In Mościce’s Eugeniusz Kwiatkowski Park there are also Marcin Zarzeka’s sculptures, which depict the never-fulfilled designs of Jan Głuszak, also known as Dagarama. This designer of future cities and ‘an extraterrestrial for personal use’, as he used to call himself, created ideas for enormous settlements of one million people, space stations and cities floating on oceans. For Tarnów, his birthplace, he designed Klub Koniczynka (The Shamrock Club), which resembled something from a sci-fi movie. He developed his own idea of a perfect city – the Humanopolis.
Dead classes
Let us return to the centre of Tarnów, or, more precisely, to the no longer extant Jewish district. Up until World War II, Jews made up almost half of Tarnów’s population. The last leader of the city’s Jewish community, Abraham Chomet, said:
It might have been the only city in Poland where in the City Council, citizens of different nationalities and religion worked together in peace and harmony to the benefit of all.
The city was an important centre for both the Hassidic and Zionist movements. An important modern Hebrew writer, Mordechai David Brandstaetter, lived there. His grandson, Roman Brandstaetter, was in turn a Polish-speaking Catholic writer and an author of historical plays.
Tadeusz Kantor’s The Dead Class also originated from Tarnów, as the director graduated from the city’s Kazimierz Brodziński Secondary School. On the one hand, the work contains a universal message about the impossibility of returning to the past. On the other, Kantor created it in the context of the Holocaust.
Jan Bielatowicz, Kantor’s classmate, also recreated their class in a dream-like way in his short story Polihymnia: Zjazd Maturzystów (Polihymnia: A Reunion of Graduates), written years after the war in London. Mieczysław Jastrun, a graduate of the same school, wrote the following in the 1970s:
I walk on the main street of the city of T. I recognise almost every house, every distortion of perspective on the street. It all appears very familiar and close, but at the same time, strange and distant. Nothing, nothing, not even a single recognisable face.

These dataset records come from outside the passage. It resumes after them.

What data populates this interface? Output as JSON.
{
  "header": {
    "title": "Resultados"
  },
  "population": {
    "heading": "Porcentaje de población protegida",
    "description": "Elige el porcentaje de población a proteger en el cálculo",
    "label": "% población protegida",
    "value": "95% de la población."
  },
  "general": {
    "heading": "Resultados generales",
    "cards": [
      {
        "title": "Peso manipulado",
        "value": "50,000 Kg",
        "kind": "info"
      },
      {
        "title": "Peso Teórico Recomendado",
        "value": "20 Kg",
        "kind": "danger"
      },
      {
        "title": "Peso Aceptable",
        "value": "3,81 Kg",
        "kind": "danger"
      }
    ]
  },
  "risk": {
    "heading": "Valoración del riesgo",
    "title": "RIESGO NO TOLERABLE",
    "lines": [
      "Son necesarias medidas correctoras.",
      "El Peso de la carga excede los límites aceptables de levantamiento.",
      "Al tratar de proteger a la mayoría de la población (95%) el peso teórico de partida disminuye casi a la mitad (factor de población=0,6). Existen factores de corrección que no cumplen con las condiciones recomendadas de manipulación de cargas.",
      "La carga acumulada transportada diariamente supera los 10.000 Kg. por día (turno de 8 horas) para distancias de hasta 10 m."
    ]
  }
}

Only on the street running down next to the damp high-school wall, greeted by the sound of tall chestnuts, did I feel the shudder of an old longing. It seemed to me that I could see with my very eyes the superimposition of my two different times. Stumbling, unsure, I crossed through the narrow border between these two times. At some moment, at some square, I felt as if I was exposed to the falling stones of all of the surrounding houses. Could I expect, coming here, that all these unchanging, but as if slightly smaller and uglier houses would stone me, painfully, with their dead and heavy silence?